不死の下僕 〜平穏な日常を求めていただけなのに、なぜオレは金髪美少女の下僕になっているんだろうか〜

久我尚

プロローグ

 「ん、ぁ……」


 窓から差し込む月明かりだけが光源の暗い部屋。

 部屋に満ちるのはベッドの軋む音、そして甘い声。


 「あぁ、いい感じだよ、君」


 男の上にまたがる灰色の髪の美女は恍惚とした表情を浮かべながらこの行為を楽しんでいた。

 対して男の方はただ快楽を貪っているという様子ではない。何か焦っているような、必死にしがみつこうとしているような、そんな感じだ。


 「うっ、もう、限界です……!」

 「ふふっ、早いね。でも、いいよ。……イっちゃえ」


 耳元で囁かれた瞬間、男の体はビクビクと震える。その様子を見て女性が浮かべたのは、まるで小動物でも眺めているような笑みだった。


 「可愛かったよ。すごい楽しめた。今日一番かな」

 「はぁ、はぁ、なら俺は……」

 「うん。バイバイ」


 希望を手にした顔を男が浮かべた。が、それと同時に彼の頭部はパンっという音と同時になんの前触れもなく破裂して消え去った。

 風船が破裂したようなその光景を見てなお、女が浮かべているのは笑みだった。


 「いやぁ、やっぱいいねぇ。
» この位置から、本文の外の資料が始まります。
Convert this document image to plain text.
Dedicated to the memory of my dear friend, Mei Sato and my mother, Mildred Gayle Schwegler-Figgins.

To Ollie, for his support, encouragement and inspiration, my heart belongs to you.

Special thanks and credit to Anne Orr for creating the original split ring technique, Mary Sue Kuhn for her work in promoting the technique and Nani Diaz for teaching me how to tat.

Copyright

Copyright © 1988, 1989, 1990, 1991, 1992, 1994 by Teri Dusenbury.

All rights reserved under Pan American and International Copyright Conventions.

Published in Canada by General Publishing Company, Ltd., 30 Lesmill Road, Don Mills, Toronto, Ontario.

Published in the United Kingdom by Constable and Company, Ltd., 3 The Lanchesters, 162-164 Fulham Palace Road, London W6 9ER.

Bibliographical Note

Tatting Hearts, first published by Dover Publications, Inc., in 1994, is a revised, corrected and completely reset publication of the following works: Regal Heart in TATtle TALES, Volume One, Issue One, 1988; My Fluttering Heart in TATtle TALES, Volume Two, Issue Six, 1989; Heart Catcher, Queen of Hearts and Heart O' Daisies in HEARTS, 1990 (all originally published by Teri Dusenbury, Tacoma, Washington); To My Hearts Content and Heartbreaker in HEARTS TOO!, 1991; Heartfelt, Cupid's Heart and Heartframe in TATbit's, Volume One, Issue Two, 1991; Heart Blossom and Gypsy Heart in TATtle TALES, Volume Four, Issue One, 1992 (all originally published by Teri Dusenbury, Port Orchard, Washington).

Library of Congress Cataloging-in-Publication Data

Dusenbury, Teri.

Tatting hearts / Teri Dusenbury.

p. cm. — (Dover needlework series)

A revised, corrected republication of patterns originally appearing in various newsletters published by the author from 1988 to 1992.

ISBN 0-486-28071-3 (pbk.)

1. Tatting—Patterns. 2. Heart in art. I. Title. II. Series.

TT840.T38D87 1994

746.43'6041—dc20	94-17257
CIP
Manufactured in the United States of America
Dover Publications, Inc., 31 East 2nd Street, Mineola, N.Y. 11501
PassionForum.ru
楽しめた楽しめた」


 血に濡れたベッドに頭部のなくなった男の体を残し、女は立ち上がる。

 もうベッドに用はなかった。

 その後、移動した先は窓。

 ここは高層ビルで下の様子がよく見える。


 「うーん、気持ち悪! あはは!」


 視線の先に広がっているのはこの世界で最も発展した街。下層の誰もが行きたがっている最高階層の景色だ。

 そんなものを見下ろせる人間なんてそういない。しかし、そのうちの1人である彼女にしてみれば、ここから見えるものなんて気持ち悪い以外の何者でもなかった。


 「あー、最悪。見なきゃよかった。せっかく気持ちよかったのにな」


 行為が終わってよくなっていた気分が台無しだ。もう寝てしまうか、そう思ったところで彼女に部屋の隅から声がかけられる。


 「ご報告があります」


 声の主は行為中もずっと隅っこにいた女性の使用人。平坦な声色のまま続けて使用人は言葉を口にする。


 「御三家フォルティナウス家当主、アネラ・フォルティナウスが『スルト』に関する情報掴み、下層に向かったそうです」

 「あー、やっぱり下にあったんだ」

 「いえ、それはまだわかりません。どうやらスルトの在処を知っている人物に会いに行くようです。おそらくは例の少年かと」

 「……ふふ」


 歪んだ。そう表現するのがこれ以上ないほど適切な笑みを女性は浮かべた。快楽によって生まれた笑みとはまた別物だ。


 「ふふふふ、あはっ! 私も行きたい!」

 「あなたはこの階層の守護を任されたS級ワルキューレです。総裁からの命令がない限り難しいかと」

 「はぁ、だよねぇ。──でも、いいや! どうせ近いうちに会えるし!」


 確信があった。あと少し待てばいいだけだと。


 「寝ようかと思ってたけどやっぱやーめた。まだストックあるでしょ? 呼んで。もう少し楽しみたい」

 「かしこまりました。死体の処理と、シーツの交換をしますので少々お待ちください」

 「はーい」


 だが、確定しているといっても時間はまだある。

 それまでは貪ろう。快楽と、死を。